Razika Adnani : «Etat civil et non militaire est synonyme d’Etat islamiste»
Par Mohamed K. – «Un Etat civil n’est pas synonyme d’un Etat démocratique, ni moderne», estime la philosophe Razika Adnani dans une tribune parue dans Econostrum. «Dans la majorité des systèmes totalitaires et tyranniques, explique-t-elle, le pouvoir est également civil» et «c’est pour cela que beaucoup de questions se posent au sujet de cet Etat civil et non militaire», selon elle. «Comment doit-il être ? Quelles sont ses positions politiques ? Quelle est sa vision concernant l’éducation, le travail, le citoyen ? Quelles seront ses politiques économique et extérieure ? Quelle place accordera-t-il aux libertés, à l’égalité entre tous les citoyens et notamment entre les hommes et les femmes ? Que réserve-t-il aux jeunes pour leur permettre de prospérer et de s’épanouir dans leur pays ?» s’interroge l’islamologue, qui fait remarquer qu’«un slogan ne suffit pas pour répondre à ces questions, ce qui appelle une analyse sérieuse du concept Etat civil et non militaire».
Razika Adnani précise qu’«Etat civil et non militaire tire son origine du concept d’Etat civil forgé par les islamistes, tel le prédicateur Mohamed El-Ghazali, et revendiqué par les mouvements islamistes en Algérie, mais aussi dans tous les pays musulmans et notamment en Egypte où le pouvoir est dans les mains des militaires». «Ainsi, le mouvement populaire algérien scande dans sa majorité un slogan islamiste, étant donné que ceux qui réclament encore une Algérie libre et démocratique ne sont plus nombreux dans les marches populaires ou que leur voix se fait moins entendre», souligne-t-elle.
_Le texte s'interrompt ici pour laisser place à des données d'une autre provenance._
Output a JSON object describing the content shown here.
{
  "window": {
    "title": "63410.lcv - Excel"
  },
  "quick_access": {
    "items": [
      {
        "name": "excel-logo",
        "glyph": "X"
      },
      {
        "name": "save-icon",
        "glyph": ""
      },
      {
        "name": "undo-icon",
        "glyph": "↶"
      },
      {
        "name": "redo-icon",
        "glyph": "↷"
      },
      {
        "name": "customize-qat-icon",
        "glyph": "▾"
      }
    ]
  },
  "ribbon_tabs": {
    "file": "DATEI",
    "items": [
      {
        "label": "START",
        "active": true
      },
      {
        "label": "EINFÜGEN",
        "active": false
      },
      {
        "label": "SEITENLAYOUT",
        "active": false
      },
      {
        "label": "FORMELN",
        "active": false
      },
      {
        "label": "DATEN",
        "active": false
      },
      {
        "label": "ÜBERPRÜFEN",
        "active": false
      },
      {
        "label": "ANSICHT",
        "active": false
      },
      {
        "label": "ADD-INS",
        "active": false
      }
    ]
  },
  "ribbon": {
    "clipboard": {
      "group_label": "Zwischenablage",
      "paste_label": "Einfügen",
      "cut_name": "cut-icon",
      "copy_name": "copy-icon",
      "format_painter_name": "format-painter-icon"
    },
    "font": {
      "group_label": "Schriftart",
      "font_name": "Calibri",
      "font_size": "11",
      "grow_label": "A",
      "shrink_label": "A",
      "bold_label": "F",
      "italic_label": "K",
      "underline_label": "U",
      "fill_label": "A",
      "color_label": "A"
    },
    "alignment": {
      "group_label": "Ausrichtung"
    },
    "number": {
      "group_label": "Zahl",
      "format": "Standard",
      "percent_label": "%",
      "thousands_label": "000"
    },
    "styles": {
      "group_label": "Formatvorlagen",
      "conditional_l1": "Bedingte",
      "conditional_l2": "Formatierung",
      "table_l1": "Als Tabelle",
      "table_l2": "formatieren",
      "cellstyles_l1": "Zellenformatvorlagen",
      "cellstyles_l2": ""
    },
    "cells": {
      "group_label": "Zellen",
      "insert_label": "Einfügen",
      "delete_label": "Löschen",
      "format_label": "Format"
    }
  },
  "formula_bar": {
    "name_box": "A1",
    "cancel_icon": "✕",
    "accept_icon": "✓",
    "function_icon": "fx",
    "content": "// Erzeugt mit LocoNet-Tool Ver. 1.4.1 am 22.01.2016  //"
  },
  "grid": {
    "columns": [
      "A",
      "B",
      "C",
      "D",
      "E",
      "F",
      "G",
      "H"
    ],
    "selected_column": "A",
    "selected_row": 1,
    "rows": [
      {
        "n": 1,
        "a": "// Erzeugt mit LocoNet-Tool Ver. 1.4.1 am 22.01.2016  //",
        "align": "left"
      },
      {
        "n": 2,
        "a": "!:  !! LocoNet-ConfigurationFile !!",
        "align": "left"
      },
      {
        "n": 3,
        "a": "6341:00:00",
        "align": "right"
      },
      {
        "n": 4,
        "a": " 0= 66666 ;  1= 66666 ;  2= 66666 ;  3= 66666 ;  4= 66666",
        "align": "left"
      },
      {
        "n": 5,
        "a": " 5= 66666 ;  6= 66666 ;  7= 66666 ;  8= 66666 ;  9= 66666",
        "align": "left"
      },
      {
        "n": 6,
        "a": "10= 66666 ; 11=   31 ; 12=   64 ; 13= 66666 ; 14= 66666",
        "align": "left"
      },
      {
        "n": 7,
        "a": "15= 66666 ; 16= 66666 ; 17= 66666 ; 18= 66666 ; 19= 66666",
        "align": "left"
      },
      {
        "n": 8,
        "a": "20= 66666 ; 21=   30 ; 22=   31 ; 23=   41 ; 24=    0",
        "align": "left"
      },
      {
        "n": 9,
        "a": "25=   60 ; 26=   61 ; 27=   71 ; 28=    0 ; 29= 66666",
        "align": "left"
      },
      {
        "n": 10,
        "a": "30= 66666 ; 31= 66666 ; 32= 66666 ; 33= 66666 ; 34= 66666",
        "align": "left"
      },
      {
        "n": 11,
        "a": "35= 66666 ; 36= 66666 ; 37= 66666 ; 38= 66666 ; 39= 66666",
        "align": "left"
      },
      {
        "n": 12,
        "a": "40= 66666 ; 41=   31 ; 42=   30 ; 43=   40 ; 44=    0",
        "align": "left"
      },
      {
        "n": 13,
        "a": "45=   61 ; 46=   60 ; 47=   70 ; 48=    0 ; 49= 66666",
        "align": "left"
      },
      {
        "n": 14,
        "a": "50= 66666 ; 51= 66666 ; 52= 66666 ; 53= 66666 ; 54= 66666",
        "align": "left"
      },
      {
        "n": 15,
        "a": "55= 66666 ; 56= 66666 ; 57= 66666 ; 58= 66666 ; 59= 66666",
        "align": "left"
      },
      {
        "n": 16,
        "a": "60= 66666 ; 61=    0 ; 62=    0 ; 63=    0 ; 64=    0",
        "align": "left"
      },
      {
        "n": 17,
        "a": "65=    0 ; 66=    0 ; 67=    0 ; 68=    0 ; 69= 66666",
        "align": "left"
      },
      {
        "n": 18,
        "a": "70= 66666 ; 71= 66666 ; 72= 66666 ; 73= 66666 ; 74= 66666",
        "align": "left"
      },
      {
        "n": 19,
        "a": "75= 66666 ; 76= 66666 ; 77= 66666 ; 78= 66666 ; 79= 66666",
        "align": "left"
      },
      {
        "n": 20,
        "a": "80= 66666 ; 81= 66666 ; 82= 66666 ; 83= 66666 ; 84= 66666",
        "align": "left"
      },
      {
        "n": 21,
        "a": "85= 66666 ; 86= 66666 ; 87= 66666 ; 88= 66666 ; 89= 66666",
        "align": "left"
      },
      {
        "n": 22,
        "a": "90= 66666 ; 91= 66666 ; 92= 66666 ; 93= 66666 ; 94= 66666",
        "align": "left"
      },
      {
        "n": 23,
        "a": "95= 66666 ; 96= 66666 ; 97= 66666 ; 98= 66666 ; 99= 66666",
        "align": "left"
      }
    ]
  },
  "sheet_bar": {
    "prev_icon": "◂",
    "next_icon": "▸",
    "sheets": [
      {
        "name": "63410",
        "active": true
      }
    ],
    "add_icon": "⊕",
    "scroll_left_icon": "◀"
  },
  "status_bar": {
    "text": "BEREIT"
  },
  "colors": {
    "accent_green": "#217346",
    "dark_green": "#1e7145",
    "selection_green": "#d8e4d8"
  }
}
«Les islamistes définissent cet Etat civil auquel ils appellent comme étant un Etat qui n’est ni militaire ni théocratique et ajoutent qu’il s’agit d’un Etat qui aura des références islamiques», affirme la philosophe, qui indique que les islamistes «expliquent qu’un Etat non théocratique signifie que le gouvernant n’est pas le représentant de Dieu sur terre». «Une revendication anachronique étant donné que ce système est révolu depuis des siècles, en tout cas en Algérie et en Egypte», poursuit-elle. Pour Razika Adnani, «bien que l’Etat ne soit pas parfait, l’Algérie est une République depuis 1962». «L’idée d’un chef d’Etat qui représente Dieu sur terre n’existe pas dans la conception des Algériens de l’Etat depuis la période française et davantage après l’abolition du système califal en 1924», écrit-elle.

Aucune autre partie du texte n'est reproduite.